Artistic swimming is a sport requiring overall body strength and agility, grace and beauty, split-second timing, musical interpretation, and dramatic flair. It is a unique sport in which power, strength, and technical skill are displayed in an artistically choreographed routine. The competitive rules and manner of judging in artistic swimming are similar to its counterparts: figure skating and gymnastics.
There are five routine events: solo, duet, team (4–8 swimmers), combination (4–10 swimmers), and acrobatics (8-10 swimmers). Intermediates and novices may also compete in the trio event. In addition to these routine events, each competitor must compete in either a figure competition or a technical routine competition which counts as half of the final event score. Each figure is a sequence of controlled, technical moves and is performed individually in a slow and controlled manner without music in front of a panel of judges. The scores earned in the figure event are added to those of the routine competition to determine each event’s winners. Technical Routines are performed instead of figures for junior and senior swimmers. A technical routine is like a free routine except the swimmers are required to perform 5 elements during the routine. Technical routines don't have as much creative freedom as free routines because swimmers must be synchronized most of the time and must be facing the same direction except during underwater transitions.

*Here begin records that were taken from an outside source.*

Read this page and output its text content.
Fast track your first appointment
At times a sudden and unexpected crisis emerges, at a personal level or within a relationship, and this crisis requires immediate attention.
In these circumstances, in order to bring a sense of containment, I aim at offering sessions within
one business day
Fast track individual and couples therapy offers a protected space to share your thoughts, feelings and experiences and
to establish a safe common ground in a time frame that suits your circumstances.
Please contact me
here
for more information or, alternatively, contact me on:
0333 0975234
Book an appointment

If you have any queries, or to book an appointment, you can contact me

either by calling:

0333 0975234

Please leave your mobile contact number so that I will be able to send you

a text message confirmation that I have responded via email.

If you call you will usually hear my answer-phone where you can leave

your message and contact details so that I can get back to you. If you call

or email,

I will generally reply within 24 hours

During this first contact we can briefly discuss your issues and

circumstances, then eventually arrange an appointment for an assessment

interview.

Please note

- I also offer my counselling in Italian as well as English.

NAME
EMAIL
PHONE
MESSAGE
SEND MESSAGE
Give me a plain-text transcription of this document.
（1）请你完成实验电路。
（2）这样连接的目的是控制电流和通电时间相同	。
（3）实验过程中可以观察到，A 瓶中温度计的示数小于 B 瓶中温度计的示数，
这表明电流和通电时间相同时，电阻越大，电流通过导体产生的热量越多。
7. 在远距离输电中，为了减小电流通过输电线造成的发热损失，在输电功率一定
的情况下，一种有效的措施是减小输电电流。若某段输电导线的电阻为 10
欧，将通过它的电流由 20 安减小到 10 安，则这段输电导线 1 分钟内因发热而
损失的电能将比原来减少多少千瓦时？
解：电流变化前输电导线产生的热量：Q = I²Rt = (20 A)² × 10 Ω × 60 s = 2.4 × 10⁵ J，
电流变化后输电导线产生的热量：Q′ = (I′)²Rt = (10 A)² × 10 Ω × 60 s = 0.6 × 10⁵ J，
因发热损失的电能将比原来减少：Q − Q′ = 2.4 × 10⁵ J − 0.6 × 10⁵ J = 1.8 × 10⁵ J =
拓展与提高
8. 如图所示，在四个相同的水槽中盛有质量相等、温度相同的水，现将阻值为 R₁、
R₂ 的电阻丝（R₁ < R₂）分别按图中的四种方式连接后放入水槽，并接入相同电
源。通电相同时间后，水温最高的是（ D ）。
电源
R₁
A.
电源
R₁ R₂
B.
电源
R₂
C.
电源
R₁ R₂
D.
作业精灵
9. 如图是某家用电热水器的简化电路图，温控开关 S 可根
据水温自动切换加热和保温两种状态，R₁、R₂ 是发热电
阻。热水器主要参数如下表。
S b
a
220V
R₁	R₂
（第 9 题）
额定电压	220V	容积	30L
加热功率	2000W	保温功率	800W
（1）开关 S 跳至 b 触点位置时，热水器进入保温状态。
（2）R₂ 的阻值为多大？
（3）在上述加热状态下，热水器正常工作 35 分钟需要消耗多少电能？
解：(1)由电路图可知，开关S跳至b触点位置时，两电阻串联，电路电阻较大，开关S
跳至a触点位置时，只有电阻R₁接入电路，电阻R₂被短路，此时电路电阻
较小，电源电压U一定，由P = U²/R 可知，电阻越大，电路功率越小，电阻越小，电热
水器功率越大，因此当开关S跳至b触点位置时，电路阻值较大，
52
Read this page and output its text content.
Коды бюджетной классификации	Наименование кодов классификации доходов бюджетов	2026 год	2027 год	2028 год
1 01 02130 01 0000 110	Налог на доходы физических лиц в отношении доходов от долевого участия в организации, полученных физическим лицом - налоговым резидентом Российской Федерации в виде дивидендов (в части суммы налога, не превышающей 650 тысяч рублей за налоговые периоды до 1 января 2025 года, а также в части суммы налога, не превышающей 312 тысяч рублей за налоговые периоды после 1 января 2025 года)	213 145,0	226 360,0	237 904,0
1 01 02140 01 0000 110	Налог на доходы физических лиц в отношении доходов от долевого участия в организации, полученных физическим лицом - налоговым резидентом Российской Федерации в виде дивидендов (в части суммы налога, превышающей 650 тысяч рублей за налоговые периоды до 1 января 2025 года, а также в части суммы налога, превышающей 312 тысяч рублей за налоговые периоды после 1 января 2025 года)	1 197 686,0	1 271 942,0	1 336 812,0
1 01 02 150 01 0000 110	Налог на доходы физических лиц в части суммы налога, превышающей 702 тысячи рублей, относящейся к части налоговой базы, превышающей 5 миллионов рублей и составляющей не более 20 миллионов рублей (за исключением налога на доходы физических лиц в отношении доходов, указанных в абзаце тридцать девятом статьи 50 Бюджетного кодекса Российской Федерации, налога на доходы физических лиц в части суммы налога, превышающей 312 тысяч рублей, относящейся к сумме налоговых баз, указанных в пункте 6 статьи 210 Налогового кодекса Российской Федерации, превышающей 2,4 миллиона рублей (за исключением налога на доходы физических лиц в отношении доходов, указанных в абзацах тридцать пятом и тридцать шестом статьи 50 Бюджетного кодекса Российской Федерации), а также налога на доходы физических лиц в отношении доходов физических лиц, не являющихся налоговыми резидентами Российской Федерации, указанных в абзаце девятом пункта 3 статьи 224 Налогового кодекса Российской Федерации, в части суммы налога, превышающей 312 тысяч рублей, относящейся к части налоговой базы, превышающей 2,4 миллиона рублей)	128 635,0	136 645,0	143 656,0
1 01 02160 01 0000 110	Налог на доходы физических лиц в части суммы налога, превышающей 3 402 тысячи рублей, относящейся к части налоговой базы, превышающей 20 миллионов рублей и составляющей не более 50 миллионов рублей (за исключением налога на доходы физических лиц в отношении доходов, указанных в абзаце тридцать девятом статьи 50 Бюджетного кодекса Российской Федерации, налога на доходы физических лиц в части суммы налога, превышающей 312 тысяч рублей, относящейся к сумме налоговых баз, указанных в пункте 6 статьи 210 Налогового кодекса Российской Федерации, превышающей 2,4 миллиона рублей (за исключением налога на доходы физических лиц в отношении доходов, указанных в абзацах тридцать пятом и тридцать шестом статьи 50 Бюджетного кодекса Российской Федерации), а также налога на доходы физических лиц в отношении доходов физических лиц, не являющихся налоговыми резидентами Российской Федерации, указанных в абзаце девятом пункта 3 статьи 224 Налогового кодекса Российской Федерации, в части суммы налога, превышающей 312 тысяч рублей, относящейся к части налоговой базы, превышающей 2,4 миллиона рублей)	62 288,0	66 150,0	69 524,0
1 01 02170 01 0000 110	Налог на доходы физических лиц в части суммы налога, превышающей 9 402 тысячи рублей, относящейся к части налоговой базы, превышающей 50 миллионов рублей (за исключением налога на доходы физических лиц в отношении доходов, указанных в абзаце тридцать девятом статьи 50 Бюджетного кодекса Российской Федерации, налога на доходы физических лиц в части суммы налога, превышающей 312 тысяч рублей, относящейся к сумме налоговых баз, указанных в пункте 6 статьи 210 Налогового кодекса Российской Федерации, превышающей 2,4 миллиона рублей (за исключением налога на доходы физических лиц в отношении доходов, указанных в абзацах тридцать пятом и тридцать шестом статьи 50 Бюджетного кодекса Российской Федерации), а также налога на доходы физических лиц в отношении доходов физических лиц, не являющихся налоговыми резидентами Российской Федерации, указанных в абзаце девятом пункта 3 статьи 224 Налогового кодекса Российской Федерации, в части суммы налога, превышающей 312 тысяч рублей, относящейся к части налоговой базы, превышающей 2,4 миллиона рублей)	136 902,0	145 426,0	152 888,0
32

To perform a strenuous routine while maintaining an effortless appearance is a very difficult and important quality that is expected by the judges. To understand the physical demands and endurance needed to perform the 3 1/2 to 5 minute routines, consider running while holding your breath for lengths of time up to 30 seconds. The routines demonstrate what has made “synchro” so popular with audiences. Much of the appeal is found in the use of music to demonstrate the athlete’s skills, technique and creativity. Routines are enhanced by the use of original and expressive movements, patterns, rhythms and audience contact.